Over the next few year’s, Hendrix survived off of his talent, honing his skills as a session and backing guitarist with a number of artists, including the legendary Motown group, The Isley Brothers. What a legacy. Not only did The Isley Brothers record some of the most musically complex and euphoric songs of the 1960s and ’70s – such as ‘This Old Heart Of Mine’ and ‘Footsteps In The Dark’ – but they also set Hendrix on the road to greatness. Without them, the history of popular music would be very different.
It all started when Hendrix moved to Buffalo, New York. He was making a living playing the city’s various clubs, moving from place to place without any clear sense of direction or a place to sleep. At this time, and in the midst of a bitter New York winter, Hendrix was frequently forced to sleep on the street after gigs. It was during one of his many shows in Harlem that Hendrix bumped into The Isley Brothers for the first time.

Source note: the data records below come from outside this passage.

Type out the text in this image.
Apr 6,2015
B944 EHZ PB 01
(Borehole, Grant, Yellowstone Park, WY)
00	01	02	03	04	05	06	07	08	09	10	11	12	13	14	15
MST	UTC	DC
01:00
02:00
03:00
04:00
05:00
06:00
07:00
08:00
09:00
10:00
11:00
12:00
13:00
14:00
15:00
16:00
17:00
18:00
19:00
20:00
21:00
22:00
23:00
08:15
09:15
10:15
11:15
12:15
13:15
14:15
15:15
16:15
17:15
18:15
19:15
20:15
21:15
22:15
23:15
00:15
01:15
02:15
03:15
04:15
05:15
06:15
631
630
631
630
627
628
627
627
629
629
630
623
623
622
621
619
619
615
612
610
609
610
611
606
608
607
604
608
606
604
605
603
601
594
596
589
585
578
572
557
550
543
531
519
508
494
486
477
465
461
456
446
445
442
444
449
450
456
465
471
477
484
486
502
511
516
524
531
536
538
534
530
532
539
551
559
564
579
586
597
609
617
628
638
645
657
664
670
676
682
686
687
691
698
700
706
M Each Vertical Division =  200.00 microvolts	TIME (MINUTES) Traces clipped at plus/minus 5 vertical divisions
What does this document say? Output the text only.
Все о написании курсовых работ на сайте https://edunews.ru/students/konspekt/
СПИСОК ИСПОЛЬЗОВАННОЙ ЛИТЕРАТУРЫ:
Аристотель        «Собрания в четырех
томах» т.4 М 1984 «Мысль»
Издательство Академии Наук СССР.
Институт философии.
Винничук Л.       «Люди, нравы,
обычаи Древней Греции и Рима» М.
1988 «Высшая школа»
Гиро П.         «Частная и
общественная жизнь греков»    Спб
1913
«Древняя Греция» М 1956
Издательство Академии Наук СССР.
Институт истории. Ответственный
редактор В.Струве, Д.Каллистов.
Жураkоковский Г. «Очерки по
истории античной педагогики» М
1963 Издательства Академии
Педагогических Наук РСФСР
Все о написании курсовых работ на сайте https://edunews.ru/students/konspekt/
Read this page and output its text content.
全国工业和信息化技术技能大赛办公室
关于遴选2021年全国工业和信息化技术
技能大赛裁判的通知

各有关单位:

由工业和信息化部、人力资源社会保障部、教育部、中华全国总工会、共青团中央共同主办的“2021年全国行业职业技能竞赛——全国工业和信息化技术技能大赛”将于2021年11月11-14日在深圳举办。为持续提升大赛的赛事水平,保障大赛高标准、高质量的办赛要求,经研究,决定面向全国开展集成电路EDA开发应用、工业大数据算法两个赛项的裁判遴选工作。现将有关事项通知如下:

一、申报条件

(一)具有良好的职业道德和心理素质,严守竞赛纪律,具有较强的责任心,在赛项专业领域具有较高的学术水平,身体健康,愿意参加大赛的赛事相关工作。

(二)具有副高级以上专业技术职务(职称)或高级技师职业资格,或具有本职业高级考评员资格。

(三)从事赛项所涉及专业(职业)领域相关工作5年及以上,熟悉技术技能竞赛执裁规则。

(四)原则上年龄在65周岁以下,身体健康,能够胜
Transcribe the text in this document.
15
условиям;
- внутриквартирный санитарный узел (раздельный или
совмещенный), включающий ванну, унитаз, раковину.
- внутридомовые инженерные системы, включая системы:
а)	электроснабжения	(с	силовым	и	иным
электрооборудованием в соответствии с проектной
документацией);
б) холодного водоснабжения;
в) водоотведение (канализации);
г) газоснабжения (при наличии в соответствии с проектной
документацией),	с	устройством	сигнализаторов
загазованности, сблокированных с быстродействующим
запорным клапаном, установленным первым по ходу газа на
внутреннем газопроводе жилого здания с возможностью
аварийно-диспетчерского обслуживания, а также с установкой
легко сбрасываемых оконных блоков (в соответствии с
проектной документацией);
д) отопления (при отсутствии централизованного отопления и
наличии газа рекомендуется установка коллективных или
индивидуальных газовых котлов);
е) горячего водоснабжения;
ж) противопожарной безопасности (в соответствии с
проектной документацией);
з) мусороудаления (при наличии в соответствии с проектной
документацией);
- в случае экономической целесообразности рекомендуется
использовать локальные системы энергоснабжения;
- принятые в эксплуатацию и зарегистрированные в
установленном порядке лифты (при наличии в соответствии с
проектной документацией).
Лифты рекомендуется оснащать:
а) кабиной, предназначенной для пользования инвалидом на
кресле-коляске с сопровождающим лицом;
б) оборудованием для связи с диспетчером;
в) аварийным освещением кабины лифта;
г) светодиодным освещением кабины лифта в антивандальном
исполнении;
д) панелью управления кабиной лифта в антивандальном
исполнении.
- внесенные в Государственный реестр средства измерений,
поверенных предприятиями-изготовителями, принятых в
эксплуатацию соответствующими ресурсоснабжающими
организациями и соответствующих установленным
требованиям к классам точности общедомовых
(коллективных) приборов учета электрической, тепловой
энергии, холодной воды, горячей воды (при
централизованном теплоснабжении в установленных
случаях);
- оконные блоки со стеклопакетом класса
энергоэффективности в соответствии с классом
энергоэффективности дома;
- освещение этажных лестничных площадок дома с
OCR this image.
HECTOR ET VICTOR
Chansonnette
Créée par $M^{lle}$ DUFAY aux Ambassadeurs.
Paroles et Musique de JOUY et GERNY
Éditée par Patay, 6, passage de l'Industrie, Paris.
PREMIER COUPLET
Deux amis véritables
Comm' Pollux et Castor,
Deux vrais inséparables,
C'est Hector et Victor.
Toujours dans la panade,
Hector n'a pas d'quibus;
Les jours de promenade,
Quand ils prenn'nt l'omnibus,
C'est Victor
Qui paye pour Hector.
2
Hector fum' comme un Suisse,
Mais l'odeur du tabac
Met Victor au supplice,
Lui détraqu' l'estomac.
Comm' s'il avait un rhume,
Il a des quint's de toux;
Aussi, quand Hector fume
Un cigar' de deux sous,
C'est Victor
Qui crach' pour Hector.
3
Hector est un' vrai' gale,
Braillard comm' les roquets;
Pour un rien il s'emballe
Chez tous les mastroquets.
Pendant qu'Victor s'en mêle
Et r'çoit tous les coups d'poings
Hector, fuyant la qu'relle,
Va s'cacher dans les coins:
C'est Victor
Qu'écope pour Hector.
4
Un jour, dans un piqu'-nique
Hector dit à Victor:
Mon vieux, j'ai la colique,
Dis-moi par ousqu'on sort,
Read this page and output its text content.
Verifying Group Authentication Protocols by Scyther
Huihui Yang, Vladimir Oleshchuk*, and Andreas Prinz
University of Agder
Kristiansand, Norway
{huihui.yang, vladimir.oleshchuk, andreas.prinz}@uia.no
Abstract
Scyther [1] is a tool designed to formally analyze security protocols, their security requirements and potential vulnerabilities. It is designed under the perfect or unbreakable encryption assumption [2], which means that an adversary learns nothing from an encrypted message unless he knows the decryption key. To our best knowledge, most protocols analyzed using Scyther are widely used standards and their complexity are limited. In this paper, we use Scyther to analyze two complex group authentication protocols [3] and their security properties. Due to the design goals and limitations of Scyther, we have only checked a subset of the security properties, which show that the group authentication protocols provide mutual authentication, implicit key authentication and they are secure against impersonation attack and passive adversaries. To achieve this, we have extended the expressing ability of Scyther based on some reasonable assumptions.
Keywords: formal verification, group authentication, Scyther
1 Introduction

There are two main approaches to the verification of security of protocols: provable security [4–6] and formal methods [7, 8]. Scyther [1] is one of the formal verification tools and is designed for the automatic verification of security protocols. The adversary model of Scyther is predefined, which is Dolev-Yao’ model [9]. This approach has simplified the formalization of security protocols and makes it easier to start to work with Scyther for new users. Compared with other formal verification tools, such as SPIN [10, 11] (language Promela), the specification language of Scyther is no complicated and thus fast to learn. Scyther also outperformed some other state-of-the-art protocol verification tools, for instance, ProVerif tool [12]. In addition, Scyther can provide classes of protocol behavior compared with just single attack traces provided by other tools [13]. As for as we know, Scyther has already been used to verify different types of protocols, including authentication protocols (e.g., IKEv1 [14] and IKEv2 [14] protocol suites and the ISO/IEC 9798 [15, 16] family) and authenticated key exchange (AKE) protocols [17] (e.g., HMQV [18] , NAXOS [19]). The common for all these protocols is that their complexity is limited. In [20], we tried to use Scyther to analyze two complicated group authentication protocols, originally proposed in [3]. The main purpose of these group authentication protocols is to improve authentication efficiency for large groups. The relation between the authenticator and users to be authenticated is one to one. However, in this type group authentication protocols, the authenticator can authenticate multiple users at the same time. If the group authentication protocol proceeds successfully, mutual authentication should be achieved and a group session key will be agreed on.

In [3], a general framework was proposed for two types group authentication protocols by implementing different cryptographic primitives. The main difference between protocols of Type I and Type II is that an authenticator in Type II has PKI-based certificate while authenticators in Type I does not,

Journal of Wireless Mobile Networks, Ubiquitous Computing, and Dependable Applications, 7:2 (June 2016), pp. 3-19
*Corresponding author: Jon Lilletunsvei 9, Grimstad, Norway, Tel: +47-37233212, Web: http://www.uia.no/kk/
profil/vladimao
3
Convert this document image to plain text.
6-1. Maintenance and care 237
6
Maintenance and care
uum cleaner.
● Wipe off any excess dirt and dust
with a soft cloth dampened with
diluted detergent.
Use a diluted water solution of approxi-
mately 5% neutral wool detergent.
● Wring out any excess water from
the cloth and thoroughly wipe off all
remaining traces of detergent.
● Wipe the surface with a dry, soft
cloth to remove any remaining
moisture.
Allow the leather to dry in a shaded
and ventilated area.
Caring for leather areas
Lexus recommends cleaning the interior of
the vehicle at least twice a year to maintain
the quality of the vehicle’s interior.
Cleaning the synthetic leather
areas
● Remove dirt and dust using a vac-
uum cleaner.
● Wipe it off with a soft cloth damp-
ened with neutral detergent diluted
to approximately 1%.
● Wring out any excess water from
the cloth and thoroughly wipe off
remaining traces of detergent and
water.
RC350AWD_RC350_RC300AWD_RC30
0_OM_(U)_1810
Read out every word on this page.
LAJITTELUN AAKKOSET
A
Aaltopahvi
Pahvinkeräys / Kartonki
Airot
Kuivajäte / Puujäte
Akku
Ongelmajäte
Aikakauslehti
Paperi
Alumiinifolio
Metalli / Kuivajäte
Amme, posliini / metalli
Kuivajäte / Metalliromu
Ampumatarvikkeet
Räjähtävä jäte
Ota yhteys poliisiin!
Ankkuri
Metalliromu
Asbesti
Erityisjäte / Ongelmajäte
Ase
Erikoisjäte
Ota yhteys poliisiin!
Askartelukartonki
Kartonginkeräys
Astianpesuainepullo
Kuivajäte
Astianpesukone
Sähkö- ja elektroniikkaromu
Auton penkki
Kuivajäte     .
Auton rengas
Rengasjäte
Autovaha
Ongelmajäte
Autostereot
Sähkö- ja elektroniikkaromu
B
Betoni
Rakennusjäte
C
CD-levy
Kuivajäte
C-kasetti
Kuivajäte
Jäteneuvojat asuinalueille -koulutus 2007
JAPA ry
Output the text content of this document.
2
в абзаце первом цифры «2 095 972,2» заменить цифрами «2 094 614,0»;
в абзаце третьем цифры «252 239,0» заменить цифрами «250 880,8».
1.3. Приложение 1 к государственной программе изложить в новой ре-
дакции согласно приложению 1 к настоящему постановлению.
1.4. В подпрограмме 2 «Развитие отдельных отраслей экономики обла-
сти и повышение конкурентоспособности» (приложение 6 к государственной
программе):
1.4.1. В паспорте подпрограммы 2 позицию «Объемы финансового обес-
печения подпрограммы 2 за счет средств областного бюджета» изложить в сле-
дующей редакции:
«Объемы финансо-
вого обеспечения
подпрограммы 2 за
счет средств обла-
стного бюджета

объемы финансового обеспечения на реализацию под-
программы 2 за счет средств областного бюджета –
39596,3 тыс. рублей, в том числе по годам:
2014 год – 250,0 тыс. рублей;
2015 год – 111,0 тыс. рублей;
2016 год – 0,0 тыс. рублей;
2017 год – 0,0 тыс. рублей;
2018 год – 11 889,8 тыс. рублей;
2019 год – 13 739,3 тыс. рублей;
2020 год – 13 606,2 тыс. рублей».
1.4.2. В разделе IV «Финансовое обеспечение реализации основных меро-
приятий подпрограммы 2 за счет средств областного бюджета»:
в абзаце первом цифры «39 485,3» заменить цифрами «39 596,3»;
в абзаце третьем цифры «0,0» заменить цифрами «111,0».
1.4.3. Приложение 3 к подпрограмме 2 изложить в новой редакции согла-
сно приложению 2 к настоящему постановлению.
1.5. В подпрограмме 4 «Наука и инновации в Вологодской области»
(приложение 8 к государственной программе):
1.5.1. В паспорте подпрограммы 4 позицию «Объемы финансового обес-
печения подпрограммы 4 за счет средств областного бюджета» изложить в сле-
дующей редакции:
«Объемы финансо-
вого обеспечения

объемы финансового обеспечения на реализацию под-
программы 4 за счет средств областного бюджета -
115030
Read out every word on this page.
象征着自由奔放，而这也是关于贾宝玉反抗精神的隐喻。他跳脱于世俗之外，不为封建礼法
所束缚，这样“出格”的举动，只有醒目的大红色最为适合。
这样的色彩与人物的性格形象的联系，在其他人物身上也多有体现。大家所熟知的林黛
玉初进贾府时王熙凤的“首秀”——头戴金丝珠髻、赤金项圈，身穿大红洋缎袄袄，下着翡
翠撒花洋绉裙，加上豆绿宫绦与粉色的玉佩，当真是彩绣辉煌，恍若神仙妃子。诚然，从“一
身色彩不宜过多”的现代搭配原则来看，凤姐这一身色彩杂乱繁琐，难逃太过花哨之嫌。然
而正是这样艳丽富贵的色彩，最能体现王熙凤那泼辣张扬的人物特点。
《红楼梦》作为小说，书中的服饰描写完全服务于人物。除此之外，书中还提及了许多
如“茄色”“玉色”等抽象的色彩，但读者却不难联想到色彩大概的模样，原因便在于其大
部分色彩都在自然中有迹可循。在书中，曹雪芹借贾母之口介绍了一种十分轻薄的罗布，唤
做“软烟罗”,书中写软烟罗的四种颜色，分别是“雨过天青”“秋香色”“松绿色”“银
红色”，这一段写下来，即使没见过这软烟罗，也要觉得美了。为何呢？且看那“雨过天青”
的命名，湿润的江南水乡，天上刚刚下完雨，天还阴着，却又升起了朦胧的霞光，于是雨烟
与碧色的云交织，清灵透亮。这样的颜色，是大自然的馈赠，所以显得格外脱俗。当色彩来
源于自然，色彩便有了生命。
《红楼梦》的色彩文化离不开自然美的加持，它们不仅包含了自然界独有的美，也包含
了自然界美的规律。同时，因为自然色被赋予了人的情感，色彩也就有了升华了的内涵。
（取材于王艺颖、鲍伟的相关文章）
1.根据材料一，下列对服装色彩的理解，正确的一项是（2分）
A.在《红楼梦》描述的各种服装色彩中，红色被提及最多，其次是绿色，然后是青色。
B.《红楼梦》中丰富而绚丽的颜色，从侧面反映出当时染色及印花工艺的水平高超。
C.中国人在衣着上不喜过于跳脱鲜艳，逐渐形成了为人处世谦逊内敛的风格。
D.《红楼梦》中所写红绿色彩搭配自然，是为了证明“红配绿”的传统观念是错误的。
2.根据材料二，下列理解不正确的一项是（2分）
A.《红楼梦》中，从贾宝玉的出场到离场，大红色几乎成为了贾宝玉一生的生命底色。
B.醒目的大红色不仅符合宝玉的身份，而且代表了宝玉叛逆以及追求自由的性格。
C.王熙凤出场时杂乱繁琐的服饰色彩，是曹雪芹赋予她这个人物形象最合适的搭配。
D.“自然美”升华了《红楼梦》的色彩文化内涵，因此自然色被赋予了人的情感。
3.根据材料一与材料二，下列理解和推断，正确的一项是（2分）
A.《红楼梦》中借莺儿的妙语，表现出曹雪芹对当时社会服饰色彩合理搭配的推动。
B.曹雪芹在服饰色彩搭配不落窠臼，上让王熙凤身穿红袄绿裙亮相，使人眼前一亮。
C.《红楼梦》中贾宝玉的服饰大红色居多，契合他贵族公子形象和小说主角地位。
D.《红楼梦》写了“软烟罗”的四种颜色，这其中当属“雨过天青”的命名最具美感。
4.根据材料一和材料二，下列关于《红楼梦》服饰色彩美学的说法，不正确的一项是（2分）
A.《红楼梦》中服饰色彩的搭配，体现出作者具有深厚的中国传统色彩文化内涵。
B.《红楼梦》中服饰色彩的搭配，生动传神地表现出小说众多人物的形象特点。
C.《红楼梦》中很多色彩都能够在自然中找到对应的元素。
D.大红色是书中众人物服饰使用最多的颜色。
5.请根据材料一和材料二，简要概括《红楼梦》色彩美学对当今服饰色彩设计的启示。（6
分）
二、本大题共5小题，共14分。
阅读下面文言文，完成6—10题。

After moving to New York in the 1950s, the group had already had a number of hit records, and, when Hendrix met them in 1964, were just about to record their new single ‘Tesitfy’, on which Hendrix played the guitar. “One of the Isley Brothers heard me playing in a club and said he had a job open,” he remembered. “So I played with the Isley Brothers for a while, and they used to make me do my thing (play with my teeth, etc.), because it made them more bucks or something. Most groups I was with didn’t let me do my own thing.”
But despite his early enthusiasm, Hendrix peripatetic spirit soon caught up with him and he started to feel restricted by The Isley brother’s smooth soul-infused sound. He decided to leave the group and return to New York’s sidewalks: “I quit The Isley Brothers in Nashville. I got tired of playing in the key of F all the time, so I turned in my white mohair silk suit and patent leather shoes and began playing on street corners again.” But The Isley Brothers didn’t forget Hendrix in a hurry. His guitar on ‘Testify’ went on to inspire Ernie Isley’s guitar playing on one of their biggest hits, ‘Footsteps In The Dark.’ Indeed, even after Hendrix left the group, the brothers let him live in their mother’s house for two years.
After joining Little Richard’s band, Hendrix continued to move around New York, playing in dusky bars until finally going solo. The rest, as they say, is history.